Hopkins neurosurgeons are also taking advantage of natural orifices for entryways. In the past, pituitary tumors, cerebrospinal fluid leaks, encephaloceles or skull base tumors were typically accessed through the face or skull, requiring large incisions with the resulting facial scarring. Now, Gary Gallia and his otolaryngology colleagues perform many of these procedures working directly through a patient’s nostrils.
Minimally invasive surgeries aren’t just limited to adults. Pediatric neurosurgeon Edward Ahn uses a minimally invasive technique for procedures to correct craniosynostosis. In the past, this surgery universally required an ear-to-ear incision. Blood loss was typically significant, requiring transfusions.

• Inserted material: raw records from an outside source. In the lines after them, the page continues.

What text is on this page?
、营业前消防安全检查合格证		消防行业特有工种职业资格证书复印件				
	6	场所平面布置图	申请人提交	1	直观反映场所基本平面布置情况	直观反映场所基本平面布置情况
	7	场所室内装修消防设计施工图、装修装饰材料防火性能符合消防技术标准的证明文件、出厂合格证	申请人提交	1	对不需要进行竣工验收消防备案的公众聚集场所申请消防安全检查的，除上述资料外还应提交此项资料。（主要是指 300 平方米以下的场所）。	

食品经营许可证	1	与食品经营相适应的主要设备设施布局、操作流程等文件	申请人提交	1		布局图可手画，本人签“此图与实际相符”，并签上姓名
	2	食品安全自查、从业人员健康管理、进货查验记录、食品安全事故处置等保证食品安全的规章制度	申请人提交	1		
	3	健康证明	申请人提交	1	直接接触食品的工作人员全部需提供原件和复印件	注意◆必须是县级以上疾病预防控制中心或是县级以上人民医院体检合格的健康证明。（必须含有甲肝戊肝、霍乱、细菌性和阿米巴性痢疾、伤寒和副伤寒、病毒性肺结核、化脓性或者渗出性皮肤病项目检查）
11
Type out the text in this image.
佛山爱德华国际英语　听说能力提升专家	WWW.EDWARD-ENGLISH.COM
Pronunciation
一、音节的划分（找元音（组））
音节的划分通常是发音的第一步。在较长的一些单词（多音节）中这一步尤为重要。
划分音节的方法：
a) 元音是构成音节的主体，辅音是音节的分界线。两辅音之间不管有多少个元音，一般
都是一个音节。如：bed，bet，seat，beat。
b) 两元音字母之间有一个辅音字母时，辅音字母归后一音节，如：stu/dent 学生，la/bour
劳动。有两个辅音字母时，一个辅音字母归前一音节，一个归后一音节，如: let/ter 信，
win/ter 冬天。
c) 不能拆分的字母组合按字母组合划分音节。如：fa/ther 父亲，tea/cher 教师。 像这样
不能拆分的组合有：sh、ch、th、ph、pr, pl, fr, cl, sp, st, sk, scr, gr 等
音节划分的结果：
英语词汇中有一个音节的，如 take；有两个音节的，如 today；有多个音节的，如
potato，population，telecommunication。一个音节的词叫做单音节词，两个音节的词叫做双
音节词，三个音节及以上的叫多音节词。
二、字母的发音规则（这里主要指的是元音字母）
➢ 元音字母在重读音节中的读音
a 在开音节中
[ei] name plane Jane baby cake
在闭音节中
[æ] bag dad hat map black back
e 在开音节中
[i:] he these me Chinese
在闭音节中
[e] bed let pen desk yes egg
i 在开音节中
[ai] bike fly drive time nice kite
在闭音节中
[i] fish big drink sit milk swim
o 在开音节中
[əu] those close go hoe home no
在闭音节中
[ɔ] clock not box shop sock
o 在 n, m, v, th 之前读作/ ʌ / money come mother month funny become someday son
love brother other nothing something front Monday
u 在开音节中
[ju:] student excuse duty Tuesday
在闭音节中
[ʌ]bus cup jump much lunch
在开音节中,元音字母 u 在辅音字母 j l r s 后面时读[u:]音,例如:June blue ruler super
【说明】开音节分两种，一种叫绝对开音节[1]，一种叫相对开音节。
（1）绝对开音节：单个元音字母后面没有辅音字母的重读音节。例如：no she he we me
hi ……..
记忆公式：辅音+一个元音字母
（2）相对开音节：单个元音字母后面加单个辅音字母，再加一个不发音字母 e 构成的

Because of the risk involved, doctors usually waited until babies were at least 6 months of age so they could tolerate the procedure better.
In the vast majority of procedures Ahn now performs, he makes just two small incisions at the front and back of the prematurely fused skull suture to remove the abnormal bone, allowing the head to be reshaped over time with a helmet. Rather than needing a five-day hospital stay after the operation, Ahn says, babies typically stay just overnight. Most never need a single transfusion.
“With our minimally invasive techniques,” says Sciubba, “we’re clearly winning the war on collateral damage in surgery.”